We then check if the word exists in the word_frequencies
dictionary. This check is performed since we created the sentence_list
list from the article_text
object; on the other hand, the word frequencies were calculated using the formatted_article_text
object, which doesn't contain any stop words, numbers, etc.
We do not want very long sentences in the summary, therefore, we calculate the score for only sentences with less than 30 words (although you can tweak this parameter for your own use-case). Next, we check whether the sentence exists in the sentence_scores
dictionary or not. If the sentence doesn't exist, we add it to the sentence_scores
dictionary as a key and assign it the weighted frequency of the first word in the sentence, as its value. On the contrary, if the sentence exists in the dictionary, we simply add the weighted frequency of the word to the existing value.
Getting the Summary
Now we have the sentence_scores
dictionary that contains sentences with their corresponding score. To summarize the article, we can take top N sentences with the highest scores. The following script retrieves top 7 sentences and prints them on the screen.
import heapq
summary_sentences = heapq.nlargest(7, sentence_scores, key=sentence_scores.get)
summary = ' '.join(summary_sentences)
print(summary)
In the script above, we use the heapq
library and call its nlargest
function to retrieve the top 7 sentences with the highest scores.

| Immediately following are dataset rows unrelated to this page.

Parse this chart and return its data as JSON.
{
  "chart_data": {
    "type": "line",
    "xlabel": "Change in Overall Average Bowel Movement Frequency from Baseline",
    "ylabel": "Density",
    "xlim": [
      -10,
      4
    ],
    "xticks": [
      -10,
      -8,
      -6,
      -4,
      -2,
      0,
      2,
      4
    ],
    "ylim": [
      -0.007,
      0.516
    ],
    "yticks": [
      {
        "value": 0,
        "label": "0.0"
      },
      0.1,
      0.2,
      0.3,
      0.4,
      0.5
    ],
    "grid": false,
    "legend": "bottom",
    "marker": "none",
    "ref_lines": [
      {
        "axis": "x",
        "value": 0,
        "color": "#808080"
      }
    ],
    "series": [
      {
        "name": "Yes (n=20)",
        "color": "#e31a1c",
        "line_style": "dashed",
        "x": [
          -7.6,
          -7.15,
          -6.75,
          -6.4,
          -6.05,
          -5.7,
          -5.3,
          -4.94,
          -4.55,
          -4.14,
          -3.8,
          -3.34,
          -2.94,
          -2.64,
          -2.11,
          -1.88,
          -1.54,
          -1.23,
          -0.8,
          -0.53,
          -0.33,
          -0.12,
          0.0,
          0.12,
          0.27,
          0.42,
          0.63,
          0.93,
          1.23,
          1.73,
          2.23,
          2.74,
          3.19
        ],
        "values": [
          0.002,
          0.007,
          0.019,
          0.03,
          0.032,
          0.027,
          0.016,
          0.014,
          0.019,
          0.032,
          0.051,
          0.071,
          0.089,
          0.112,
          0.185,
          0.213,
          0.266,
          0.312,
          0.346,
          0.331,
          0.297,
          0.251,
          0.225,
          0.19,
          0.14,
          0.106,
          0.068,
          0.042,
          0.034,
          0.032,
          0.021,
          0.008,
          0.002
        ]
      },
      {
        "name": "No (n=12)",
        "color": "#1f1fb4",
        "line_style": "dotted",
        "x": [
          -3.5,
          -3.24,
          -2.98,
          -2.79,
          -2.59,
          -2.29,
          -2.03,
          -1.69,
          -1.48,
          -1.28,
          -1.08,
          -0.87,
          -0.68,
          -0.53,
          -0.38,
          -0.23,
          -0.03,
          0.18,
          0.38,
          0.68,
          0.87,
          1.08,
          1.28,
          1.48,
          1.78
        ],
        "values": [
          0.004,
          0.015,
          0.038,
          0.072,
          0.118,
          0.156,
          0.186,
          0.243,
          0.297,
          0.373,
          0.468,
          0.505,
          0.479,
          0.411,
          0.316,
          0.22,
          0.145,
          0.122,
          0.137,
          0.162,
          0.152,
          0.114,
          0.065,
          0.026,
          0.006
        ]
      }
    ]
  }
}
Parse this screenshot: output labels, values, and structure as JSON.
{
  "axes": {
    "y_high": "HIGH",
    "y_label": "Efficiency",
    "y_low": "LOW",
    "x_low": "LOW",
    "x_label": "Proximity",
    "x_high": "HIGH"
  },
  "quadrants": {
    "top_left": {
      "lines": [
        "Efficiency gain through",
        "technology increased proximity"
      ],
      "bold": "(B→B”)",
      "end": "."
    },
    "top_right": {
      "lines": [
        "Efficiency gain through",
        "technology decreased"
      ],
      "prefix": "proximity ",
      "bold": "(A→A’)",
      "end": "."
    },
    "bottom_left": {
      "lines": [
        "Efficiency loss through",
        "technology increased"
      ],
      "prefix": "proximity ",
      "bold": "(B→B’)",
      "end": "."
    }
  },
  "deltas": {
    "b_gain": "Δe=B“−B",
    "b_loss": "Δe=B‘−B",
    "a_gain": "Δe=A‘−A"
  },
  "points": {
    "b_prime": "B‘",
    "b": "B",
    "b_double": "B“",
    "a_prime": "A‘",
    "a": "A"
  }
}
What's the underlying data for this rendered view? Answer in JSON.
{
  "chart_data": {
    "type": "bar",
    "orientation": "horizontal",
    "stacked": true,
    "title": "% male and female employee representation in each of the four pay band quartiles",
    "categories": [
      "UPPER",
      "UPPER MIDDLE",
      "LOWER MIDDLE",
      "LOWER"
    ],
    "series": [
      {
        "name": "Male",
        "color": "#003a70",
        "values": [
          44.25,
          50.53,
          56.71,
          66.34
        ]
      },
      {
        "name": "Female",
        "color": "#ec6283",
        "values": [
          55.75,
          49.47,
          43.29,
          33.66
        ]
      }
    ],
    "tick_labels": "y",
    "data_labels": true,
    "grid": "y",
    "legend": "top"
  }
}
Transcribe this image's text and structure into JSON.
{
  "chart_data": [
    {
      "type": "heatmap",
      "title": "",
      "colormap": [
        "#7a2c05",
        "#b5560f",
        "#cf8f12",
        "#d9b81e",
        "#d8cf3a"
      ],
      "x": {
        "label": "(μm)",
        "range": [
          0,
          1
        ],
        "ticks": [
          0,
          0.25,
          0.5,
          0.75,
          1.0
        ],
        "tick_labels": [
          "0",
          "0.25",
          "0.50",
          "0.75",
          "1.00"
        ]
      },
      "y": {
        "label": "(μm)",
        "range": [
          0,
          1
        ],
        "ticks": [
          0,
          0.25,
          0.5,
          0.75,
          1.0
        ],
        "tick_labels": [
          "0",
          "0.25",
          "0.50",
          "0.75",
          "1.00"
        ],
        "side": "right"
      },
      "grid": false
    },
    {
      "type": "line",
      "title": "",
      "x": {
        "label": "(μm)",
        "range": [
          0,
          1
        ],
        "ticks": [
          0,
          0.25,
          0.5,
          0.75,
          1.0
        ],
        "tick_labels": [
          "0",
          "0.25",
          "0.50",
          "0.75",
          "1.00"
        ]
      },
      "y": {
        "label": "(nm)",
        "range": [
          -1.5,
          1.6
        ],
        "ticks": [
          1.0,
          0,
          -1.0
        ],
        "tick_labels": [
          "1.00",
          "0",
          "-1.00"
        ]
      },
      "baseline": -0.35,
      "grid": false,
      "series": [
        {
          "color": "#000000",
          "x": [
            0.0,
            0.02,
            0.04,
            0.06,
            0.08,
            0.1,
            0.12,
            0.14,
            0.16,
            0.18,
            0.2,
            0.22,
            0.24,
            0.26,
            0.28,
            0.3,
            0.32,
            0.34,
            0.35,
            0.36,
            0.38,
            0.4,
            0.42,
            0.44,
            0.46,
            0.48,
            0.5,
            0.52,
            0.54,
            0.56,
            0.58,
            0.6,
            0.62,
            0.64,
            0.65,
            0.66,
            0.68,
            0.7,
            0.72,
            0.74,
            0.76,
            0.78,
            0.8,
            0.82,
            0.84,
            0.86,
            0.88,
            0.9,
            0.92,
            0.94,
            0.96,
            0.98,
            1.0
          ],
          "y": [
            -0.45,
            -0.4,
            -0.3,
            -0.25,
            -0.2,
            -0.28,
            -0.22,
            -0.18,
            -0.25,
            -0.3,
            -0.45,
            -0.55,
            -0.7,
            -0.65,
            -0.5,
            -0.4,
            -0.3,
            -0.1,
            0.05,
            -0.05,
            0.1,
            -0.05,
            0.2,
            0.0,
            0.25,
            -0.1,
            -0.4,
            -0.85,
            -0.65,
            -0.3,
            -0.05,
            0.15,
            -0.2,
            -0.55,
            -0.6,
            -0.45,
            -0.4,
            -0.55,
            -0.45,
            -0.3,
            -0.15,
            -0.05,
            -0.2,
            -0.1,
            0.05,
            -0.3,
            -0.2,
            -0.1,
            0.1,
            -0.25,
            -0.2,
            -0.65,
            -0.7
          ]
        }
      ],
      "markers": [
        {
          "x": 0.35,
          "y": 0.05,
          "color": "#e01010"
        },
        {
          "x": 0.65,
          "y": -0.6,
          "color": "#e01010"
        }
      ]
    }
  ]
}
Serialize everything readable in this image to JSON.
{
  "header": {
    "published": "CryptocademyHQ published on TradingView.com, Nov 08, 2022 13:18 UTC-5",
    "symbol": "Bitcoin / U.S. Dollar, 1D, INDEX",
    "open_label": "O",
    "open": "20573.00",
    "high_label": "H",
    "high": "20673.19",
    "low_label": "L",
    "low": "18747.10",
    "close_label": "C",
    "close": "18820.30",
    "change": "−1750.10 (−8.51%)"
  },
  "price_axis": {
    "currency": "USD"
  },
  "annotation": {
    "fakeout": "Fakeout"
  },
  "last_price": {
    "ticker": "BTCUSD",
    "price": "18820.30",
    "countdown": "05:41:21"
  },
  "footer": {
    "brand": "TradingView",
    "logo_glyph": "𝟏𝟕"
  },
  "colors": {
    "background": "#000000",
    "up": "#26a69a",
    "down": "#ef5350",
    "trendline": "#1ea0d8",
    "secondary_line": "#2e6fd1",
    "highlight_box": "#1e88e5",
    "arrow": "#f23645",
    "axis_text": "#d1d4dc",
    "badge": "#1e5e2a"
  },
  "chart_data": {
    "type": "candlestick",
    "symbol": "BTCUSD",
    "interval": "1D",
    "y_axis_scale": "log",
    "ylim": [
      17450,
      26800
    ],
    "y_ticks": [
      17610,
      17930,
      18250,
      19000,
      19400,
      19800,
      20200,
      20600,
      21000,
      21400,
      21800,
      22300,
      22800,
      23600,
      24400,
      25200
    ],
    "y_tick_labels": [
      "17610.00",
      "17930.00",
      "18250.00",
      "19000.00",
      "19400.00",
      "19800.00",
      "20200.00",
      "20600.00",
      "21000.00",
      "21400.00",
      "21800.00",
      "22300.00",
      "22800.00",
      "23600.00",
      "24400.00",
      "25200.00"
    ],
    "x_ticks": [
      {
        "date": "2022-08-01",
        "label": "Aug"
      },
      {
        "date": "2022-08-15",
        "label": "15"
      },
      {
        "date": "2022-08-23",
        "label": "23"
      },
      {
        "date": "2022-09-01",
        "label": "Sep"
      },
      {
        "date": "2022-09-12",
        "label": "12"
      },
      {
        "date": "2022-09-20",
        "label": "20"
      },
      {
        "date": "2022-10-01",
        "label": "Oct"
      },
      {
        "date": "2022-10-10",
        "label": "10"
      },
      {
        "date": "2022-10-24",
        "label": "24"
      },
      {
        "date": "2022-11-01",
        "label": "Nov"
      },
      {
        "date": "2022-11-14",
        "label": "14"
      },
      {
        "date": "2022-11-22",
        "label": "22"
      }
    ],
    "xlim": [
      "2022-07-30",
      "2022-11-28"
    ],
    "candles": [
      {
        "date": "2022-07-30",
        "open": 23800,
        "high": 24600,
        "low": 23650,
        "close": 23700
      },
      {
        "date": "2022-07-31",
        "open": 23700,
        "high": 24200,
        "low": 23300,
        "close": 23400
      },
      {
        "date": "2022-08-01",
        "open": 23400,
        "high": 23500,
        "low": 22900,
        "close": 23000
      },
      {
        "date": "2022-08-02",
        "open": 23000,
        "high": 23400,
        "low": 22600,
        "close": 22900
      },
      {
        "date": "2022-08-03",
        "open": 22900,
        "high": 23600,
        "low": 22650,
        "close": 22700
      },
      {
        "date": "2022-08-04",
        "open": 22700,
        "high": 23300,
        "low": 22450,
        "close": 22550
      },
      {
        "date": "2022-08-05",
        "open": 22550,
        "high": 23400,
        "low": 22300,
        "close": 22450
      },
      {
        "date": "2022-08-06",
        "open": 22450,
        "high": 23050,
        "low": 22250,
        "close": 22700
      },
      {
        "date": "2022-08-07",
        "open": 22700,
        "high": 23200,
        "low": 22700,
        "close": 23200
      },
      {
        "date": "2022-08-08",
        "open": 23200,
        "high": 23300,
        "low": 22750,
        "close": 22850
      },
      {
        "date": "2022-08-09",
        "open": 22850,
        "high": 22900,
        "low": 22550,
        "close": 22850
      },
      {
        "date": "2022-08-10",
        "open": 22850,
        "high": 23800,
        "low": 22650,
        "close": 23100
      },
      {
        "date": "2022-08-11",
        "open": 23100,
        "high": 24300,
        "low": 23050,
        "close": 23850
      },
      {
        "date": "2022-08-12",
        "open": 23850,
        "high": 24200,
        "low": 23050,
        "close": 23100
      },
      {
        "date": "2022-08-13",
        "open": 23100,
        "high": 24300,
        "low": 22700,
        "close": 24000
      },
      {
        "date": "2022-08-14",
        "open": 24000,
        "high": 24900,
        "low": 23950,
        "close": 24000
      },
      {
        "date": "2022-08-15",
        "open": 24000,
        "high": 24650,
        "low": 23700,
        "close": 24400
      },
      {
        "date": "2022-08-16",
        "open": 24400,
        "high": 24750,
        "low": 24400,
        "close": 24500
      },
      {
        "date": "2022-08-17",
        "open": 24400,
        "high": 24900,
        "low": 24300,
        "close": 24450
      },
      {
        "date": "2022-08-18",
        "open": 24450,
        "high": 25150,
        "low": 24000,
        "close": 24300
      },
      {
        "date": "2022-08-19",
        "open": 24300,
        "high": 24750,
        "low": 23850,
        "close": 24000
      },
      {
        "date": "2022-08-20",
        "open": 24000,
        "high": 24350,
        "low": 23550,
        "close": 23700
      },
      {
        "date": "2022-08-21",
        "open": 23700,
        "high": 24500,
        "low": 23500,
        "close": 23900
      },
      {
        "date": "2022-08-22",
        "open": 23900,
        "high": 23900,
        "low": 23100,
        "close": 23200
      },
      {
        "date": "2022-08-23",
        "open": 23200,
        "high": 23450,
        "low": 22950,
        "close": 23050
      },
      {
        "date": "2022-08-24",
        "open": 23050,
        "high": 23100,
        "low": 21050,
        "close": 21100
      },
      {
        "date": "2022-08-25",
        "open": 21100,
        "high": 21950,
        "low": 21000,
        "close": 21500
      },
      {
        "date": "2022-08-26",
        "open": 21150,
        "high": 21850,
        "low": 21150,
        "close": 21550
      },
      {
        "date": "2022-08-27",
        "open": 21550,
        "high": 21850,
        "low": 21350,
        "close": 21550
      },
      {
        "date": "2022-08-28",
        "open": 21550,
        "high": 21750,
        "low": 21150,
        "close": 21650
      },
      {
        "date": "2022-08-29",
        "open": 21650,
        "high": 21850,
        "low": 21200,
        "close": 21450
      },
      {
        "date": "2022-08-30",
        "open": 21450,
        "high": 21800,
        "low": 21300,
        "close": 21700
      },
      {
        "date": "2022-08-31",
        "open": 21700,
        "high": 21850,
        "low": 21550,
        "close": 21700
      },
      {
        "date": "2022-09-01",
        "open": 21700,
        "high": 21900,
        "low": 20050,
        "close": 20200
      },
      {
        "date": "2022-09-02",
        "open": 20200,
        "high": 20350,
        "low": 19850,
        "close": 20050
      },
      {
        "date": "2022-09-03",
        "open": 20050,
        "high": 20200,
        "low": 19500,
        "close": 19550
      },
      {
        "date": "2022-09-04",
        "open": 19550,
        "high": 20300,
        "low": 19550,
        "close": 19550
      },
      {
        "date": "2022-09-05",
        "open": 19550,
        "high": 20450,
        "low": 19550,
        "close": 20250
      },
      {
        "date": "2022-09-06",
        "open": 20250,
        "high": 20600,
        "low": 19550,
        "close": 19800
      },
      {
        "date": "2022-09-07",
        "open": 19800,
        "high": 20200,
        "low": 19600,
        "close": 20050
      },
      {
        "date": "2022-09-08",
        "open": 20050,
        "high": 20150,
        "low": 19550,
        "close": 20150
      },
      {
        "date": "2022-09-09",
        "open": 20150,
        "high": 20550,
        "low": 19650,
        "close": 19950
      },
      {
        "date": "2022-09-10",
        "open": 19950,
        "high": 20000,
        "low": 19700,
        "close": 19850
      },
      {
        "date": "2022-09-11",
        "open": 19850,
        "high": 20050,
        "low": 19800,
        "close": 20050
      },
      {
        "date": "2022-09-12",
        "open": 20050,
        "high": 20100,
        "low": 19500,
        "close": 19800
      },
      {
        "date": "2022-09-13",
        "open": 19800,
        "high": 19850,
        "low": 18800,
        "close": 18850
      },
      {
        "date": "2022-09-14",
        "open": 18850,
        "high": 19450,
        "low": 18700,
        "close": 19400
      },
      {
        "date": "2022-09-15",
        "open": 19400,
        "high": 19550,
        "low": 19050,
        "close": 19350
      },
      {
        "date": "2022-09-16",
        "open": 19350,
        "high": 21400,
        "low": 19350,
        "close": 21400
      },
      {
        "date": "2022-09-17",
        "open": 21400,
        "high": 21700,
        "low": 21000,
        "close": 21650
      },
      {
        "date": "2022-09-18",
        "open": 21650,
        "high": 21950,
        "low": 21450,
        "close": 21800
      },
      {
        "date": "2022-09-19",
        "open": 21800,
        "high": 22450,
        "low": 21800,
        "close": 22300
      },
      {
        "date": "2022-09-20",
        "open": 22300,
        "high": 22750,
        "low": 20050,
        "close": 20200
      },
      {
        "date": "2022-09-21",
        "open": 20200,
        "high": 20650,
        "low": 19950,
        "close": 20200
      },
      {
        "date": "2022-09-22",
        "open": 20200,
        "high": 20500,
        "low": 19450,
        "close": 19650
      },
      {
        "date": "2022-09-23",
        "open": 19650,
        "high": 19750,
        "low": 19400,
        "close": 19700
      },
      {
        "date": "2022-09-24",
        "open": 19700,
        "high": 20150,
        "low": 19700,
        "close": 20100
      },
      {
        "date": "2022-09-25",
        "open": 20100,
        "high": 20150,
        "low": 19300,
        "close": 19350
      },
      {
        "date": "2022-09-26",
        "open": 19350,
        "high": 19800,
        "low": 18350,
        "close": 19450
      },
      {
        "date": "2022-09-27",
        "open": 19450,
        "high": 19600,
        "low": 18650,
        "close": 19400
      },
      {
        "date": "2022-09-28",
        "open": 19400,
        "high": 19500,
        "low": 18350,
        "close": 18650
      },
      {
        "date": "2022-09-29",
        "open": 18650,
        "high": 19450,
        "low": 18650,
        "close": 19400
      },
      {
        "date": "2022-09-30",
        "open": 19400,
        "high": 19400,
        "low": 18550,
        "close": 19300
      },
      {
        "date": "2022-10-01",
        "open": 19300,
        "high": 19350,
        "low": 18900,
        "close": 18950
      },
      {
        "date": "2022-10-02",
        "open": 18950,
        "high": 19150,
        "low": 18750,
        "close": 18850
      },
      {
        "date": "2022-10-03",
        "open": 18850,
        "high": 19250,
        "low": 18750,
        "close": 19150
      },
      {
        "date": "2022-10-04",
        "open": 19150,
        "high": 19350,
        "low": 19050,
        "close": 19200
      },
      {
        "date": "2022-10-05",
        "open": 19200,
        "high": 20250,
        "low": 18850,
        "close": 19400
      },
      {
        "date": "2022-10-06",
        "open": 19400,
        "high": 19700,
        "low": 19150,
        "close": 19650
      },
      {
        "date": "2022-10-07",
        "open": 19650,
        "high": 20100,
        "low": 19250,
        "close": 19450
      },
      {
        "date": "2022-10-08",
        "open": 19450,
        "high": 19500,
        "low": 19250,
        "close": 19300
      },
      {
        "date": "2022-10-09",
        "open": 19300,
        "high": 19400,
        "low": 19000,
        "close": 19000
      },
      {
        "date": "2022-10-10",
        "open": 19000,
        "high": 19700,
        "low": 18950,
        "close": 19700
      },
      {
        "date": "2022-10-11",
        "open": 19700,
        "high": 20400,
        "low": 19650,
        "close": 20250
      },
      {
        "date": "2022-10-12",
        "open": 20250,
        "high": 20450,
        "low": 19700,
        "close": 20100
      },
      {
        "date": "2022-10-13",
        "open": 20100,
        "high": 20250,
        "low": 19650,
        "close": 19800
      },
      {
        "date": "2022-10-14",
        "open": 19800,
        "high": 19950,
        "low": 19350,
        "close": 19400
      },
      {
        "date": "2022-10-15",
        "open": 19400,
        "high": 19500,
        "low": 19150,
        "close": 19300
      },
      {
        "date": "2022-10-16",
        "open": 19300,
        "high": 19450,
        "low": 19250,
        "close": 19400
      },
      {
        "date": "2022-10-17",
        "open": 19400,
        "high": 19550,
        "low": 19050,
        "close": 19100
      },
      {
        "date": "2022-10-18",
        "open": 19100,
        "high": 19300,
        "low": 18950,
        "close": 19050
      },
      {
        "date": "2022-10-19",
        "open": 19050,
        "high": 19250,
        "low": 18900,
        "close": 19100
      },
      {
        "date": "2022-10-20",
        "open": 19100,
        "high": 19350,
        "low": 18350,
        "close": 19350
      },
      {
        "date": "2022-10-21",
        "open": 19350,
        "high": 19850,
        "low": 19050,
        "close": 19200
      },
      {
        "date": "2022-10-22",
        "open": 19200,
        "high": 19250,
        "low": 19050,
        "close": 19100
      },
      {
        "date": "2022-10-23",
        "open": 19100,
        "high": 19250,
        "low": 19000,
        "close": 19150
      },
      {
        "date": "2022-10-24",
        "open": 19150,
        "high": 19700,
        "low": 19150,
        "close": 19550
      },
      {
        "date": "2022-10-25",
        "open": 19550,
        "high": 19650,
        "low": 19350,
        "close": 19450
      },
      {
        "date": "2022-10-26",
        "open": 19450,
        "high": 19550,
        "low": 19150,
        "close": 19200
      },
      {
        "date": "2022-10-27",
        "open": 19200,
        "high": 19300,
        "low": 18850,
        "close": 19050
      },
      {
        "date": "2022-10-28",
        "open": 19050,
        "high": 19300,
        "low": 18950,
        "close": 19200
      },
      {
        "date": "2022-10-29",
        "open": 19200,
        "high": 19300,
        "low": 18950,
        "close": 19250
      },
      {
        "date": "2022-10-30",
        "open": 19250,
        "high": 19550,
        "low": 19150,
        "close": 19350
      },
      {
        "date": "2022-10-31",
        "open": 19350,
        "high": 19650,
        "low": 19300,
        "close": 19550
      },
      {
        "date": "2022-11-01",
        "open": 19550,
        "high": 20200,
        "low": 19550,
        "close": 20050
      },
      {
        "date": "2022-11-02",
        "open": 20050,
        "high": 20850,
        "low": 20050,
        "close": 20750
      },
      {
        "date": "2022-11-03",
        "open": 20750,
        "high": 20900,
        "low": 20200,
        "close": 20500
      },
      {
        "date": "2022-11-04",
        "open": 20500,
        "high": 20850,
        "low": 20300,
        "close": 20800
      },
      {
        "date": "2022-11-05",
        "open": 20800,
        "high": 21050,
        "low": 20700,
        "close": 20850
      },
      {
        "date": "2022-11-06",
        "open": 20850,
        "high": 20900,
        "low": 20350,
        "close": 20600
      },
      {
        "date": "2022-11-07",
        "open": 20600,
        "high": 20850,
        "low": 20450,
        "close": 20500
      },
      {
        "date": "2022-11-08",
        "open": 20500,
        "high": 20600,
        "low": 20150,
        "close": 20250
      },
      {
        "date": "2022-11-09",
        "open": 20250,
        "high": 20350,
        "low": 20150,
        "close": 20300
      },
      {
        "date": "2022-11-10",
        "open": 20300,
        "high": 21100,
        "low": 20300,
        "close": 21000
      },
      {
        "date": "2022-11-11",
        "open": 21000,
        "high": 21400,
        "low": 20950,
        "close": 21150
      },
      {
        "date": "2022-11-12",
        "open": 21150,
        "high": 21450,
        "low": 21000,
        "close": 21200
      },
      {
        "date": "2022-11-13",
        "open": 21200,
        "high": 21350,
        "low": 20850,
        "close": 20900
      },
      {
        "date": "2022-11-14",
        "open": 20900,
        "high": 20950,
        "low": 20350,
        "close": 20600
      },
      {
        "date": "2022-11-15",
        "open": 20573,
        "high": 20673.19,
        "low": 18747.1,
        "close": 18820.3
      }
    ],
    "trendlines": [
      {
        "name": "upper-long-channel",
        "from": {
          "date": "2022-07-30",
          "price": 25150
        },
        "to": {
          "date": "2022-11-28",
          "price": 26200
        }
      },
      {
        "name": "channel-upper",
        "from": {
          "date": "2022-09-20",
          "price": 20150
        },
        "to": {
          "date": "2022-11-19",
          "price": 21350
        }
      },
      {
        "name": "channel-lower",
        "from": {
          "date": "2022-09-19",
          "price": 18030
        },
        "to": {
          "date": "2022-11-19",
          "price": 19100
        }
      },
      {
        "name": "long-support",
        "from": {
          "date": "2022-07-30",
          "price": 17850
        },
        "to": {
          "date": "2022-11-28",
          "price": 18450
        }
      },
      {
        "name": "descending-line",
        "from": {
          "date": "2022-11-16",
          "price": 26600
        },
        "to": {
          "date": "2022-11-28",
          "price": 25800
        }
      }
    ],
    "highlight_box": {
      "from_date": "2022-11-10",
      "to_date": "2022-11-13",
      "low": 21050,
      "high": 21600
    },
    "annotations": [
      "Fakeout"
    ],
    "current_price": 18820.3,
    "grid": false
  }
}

The output summary looks like this:
Artificial intelligence (AI), sometimes called machine intelligence, is intelligence demonstrated by machines, in contrast to the natural intelligence displayed by humans and other animals. Many tools are used in AI, including versions of search and mathematical optimization, artificial neural networks, and methods based on statistics, probability and economics. The traditional problems (or goals) of AI research include reasoning, knowledge representation, planning, learning, natural language processing, perception and the ability to move and manipulate objects. When access to digital computers became possible in the middle 1950s, AI research began to explore the possibility that human intelligence could be reduced to symbol manipulation. One proposal to deal with this is to ensure that the first generally intelligent AI is 'Friendly AI', and will then be able to control subsequently developed AIs. Nowadays, the vast majority of current AI researchers work instead on tractable "narrow AI" applications (such as medical diagnosis or automobile navigation). Machine learning, a fundamental concept of AI research since the field's inception, is the study of computer algorithms that improve automatically through experience.
Remember, since Wikipedia articles are updated frequently, you might get different results depending upon the time of execution of the script.
Conclusion
This article explains the process of text summarization with the help of the Python NLTK library. The process of scraping articles using the BeautifulSoap
library has also been briefly covered in the article. I will recommend you to scrape any other article from Wikipedia and see whether you can get a good summary of the article or not.